Several limitations should be acknowledged in our study. Previous findings from our group demonstrated that increased left atrial dimension and high homocysteine levels during follow-up were predictors of AF recurrence after surgical ablation [15]. In this study, however, we could not evaluate these factors as these data were not available for all patients. For the same reason, no assessment could be made of the possible effects of antiarrhythmic and anticoagulant therapy during follow-up. Furthermore, future studies will have to compare our strategy with that of a left-sided thoracoscopy; as well as, to understand if the associated closure of the left auricle can be associated with a further improvement of the cerebro-embolic outcome at the follow-up. Our study has also limitations inherent to its design. The new approach based on patient-reported outcomes led us to measure NYHA class and EHRA score at follow-up in order to assess patients’ quality of life. However, the lack of pre-procedural data for comparison did not allow us to use a particular quality of life scale (e.g. SF-36) in all patients. Similarly, specific echocardiographic measurements that may be associated with recurrent AF (e.g. left atrial dimensions) were not available for all patients and it was decided not to include these data.

Conclusions

In conclusion, we believe that both isolated surgical or catheter ablation for AF are destined to provide unsatisfactory results but, at present, only few data are available for the hybrid approach. It would be interesting to understand why the high number of catheter ablation procedures is not counterbalanced by a proportionate number of hybrid procedures.

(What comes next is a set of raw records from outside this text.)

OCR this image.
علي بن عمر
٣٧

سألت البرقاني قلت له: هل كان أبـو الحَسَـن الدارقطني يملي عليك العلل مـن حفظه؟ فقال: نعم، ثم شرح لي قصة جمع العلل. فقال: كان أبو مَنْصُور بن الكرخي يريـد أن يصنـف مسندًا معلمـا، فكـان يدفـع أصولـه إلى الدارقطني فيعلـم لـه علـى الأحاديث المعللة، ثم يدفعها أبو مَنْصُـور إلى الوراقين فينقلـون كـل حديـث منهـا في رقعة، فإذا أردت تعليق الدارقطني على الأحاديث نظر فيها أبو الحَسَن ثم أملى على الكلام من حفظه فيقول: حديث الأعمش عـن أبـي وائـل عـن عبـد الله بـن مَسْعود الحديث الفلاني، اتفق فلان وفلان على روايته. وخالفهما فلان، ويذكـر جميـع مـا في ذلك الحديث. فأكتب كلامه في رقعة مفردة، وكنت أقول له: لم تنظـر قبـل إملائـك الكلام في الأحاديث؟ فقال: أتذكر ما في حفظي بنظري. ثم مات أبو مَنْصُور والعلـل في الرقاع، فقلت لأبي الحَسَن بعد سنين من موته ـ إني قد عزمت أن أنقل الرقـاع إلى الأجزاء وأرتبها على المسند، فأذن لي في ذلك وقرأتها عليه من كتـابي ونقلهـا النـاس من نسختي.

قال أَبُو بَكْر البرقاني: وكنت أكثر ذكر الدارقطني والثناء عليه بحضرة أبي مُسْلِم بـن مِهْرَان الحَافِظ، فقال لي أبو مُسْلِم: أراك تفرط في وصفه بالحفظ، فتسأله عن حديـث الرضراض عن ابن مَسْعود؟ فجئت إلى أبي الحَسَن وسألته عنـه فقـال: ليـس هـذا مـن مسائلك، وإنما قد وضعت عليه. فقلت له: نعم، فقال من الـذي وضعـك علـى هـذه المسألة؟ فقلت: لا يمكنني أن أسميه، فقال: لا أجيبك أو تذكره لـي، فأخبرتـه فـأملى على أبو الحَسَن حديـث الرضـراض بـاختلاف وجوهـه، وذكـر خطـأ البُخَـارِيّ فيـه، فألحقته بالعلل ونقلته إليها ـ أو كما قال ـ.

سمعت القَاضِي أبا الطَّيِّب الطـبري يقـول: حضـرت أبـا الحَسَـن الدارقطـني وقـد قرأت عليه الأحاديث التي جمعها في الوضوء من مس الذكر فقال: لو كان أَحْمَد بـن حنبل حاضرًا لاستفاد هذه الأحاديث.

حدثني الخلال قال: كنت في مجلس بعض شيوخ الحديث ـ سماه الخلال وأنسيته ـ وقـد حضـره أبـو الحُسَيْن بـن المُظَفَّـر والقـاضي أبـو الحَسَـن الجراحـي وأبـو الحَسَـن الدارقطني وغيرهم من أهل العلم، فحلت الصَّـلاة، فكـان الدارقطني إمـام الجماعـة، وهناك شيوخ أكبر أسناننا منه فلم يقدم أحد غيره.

The results of our study show that surgical AF ablation through a right minithoracotomy is safe and even safer than thoracoscopic or catheter ablation according to available evidence. In order to improve patients’ cardiac function and quality of life after failed AF ablation, we hypothesize that higher procedural success rates could be obtained from better management of these patients within the heart team and the adoption of a hybrid approach to achieve complete closure of the box lesion.